Screen shot 2012-12-03 at 12.21.58 PM

This is an excellent sequence highlighting a few things. First, notice Cotto’s body shape as he’s firing the jab. He’s standing upright and his head is central. By contrast, Trout is dipping low and has taken his head away from the center line and to the outside of Cotto’s jab. As Trout lands his straight left and Cotto’s jab misses the target, take a look at what Trout does next. He rolls under and out to the right of Cotto. This is a stroke of tactical genius against a converted southpaw. Usually, a southpaw will move to his right, away from an orthodox fighter’s right hand. Here, Trout is moving to his left, away from Cotto’s power left. Throughout the fight, Trout spent a lot of time moving to his left to avoid Cotto’s left hand.
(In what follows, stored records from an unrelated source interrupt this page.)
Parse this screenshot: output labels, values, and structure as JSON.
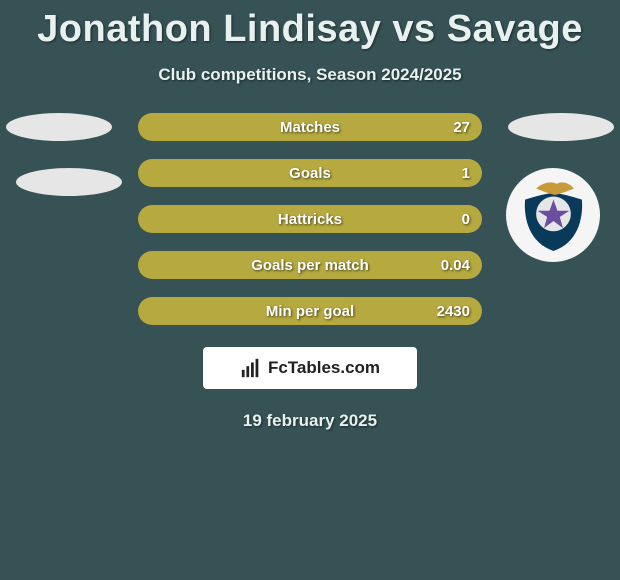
{
  "header": {
    "title": "Jonathon Lindisay vs Savage",
    "subtitle": "Club competitions, Season 2024/2025"
  },
  "stats": [
    {
      "label": "Matches",
      "value": "27",
      "fill_pct": 100
    },
    {
      "label": "Goals",
      "value": "1",
      "fill_pct": 100
    },
    {
      "label": "Hattricks",
      "value": "0",
      "fill_pct": 100
    },
    {
      "label": "Goals per match",
      "value": "0.04",
      "fill_pct": 100
    },
    {
      "label": "Min per goal",
      "value": "2430",
      "fill_pct": 100
    }
  ],
  "style": {
    "row_bg": "#2a4143",
    "fill_color": "#b5a93f",
    "page_bg": "#365254",
    "text_color": "#ffffff",
    "ellipse_color": "#e6e6e6"
  },
  "brand": {
    "label": "FcTables.com"
  },
  "footer": {
    "date": "19 february 2025"
  }
}
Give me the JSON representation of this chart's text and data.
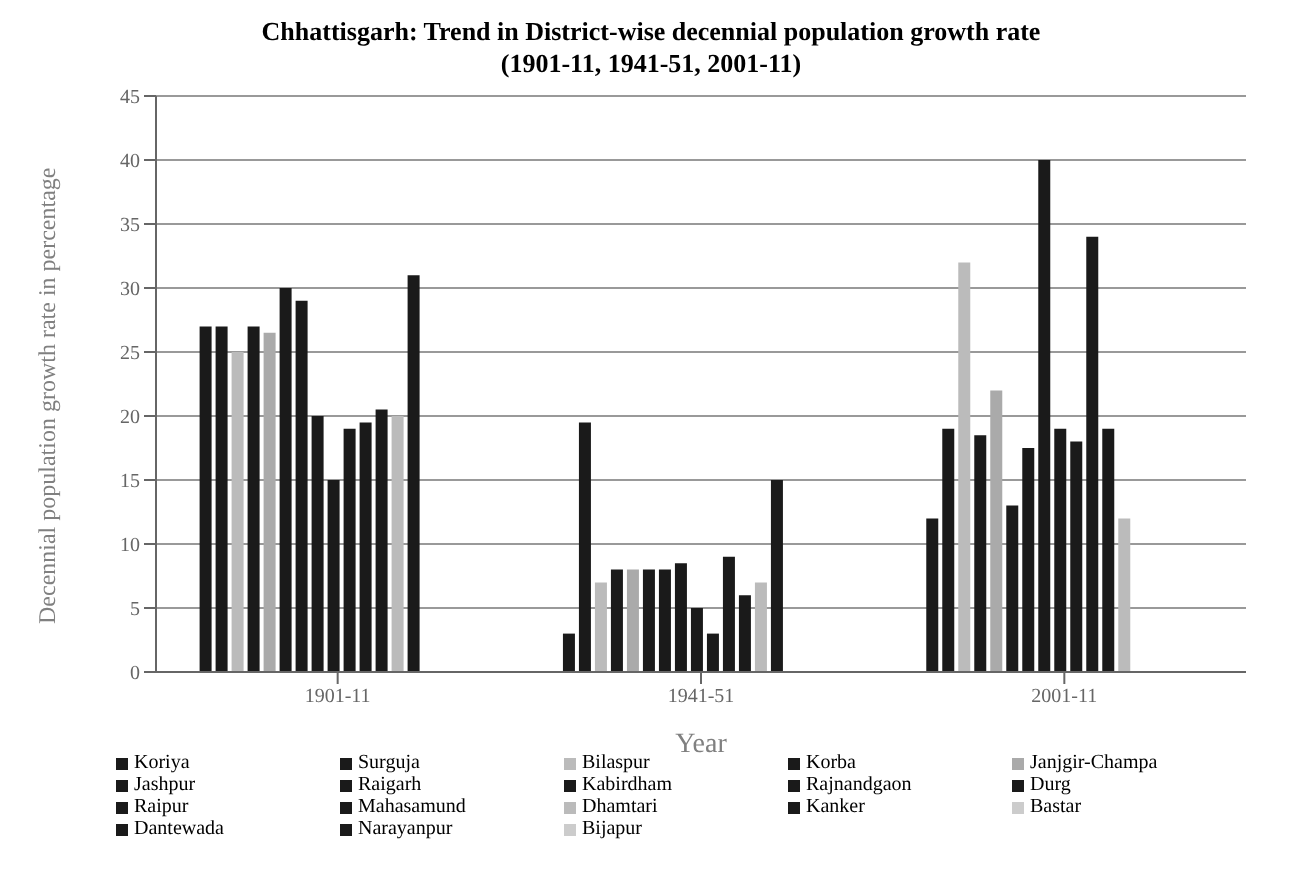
{
  "chart_data": {
    "type": "bar",
    "title": "Chhattisgarh: Trend in District-wise decennial population growth rate (1901-11, 1941-51, 2001-11)",
    "xlabel": "Year",
    "ylabel": "Decennial population growth rate in percentage",
    "categories": [
      "1901-11",
      "1941-51",
      "2001-11"
    ],
    "series": [
      {
        "name": "Koriya",
        "color": "#1a1a1a",
        "values": [
          27,
          3,
          12
        ]
      },
      {
        "name": "Surguja",
        "color": "#1a1a1a",
        "values": [
          27,
          19.5,
          19
        ]
      },
      {
        "name": "Bilaspur",
        "color": "#bbbbbb",
        "values": [
          25,
          7,
          32
        ]
      },
      {
        "name": "Korba",
        "color": "#1a1a1a",
        "values": [
          27,
          8,
          18.5
        ]
      },
      {
        "name": "Janjgir-Champa",
        "color": "#aaaaaa",
        "values": [
          26.5,
          8,
          22
        ]
      },
      {
        "name": "Jashpur",
        "color": "#1a1a1a",
        "values": [
          30,
          8,
          13
        ]
      },
      {
        "name": "Raigarh",
        "color": "#1a1a1a",
        "values": [
          29,
          8,
          17.5
        ]
      },
      {
        "name": "Kabirdham",
        "color": "#1a1a1a",
        "values": [
          20,
          8.5,
          40
        ]
      },
      {
        "name": "Rajnandgaon",
        "color": "#1a1a1a",
        "values": [
          15,
          5,
          19
        ]
      },
      {
        "name": "Durg",
        "color": "#1a1a1a",
        "values": [
          19,
          3,
          18
        ]
      },
      {
        "name": "Raipur",
        "color": "#1a1a1a",
        "values": [
          19.5,
          9,
          34
        ]
      },
      {
        "name": "Mahasamund",
        "color": "#1a1a1a",
        "values": [
          20.5,
          6,
          19
        ]
      },
      {
        "name": "Dhamtari",
        "color": "#bbbbbb",
        "values": [
          20,
          7,
          12
        ]
      },
      {
        "name": "Kanker",
        "color": "#1a1a1a",
        "values": [
          31,
          15,
          null
        ]
      },
      {
        "name": "Bastar",
        "color": "#cccccc",
        "values": [
          null,
          null,
          null
        ]
      },
      {
        "name": "Dantewada",
        "color": "#1a1a1a",
        "values": [
          null,
          null,
          null
        ]
      },
      {
        "name": "Narayanpur",
        "color": "#1a1a1a",
        "values": [
          null,
          null,
          null
        ]
      },
      {
        "name": "Bijapur",
        "color": "#cccccc",
        "values": [
          null,
          null,
          null
        ]
      }
    ],
    "ylim": [
      0,
      45
    ],
    "yticks": [
      0,
      5,
      10,
      15,
      20,
      25,
      30,
      35,
      40,
      45
    ],
    "grid": "y",
    "legend": "bottom"
  }
}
Miguel Cotto vs Austin Trout

In this sequence, Trout is occupying Cotto with his right hand before gaining a dominant angle yet again for his straight left hand. As Cotto is throwing his jab, Trout manages to get his lead foot on the outside of Cotto’s lead foot and fires a straight left hand. Because Trout has the outside position, his straight left lands whereas Cotto’s jab missed the target. After connecting, Trout rolls under and out towards Cotto’s right. Even though Cotto throws a right hand as Trout is rolling under, Trout knows that there’s less danger present by exiting towards Cotto’s right instead of his left. Manny Pacquiao also had a lot of success against Cotto by employing this tactic.

All in all, I thought this was a remarkable display from Austin Trout. Sure, Miguel Cotto had his moments, namely when he landed a left hook that seemed to wobble Trout momentarily and also there were a few occasions during the fight when he managed to pin Trout up on the ropes and get in a few good shots, but for me, this was Austin Trout’s night. Even when Trout was up on the ropes, he did a good job of rolling and slipping Cotto’s shots.

From where I was looking, the biggest problem Cotto was faced with was he needs to set himself and plant his feet in order to let his shots go. Yes, Cotto does plenty of bouncing around between punches, but he struggles to let his hands go unless his opponent is either pinned up on the ropes or is right in front of him. Most of the time, Cotto’s weight is over on his front foot. Because of this, should a fighter move off quickly, Cotto struggles to get off.

Needless to say, because Trout was always backing up and moving side to side, Cotto found it tough to get set, and in turn, get off. When Cotto did manage to close the distance and was just about to throw, Trout would either feint him into covering up or occupy him with the jab before landing some shots of his own, or he would simply move off to a different angle. Either way, Trout prevented Cotto from landing with any regularity.

Miguel Cotto has been beaten before. But I’ve never seen him out slicked like this. Not even Floyd Mayweather managed to out box Miguel Cotto the way Austin Trout did Saturday night. And that’s saying something.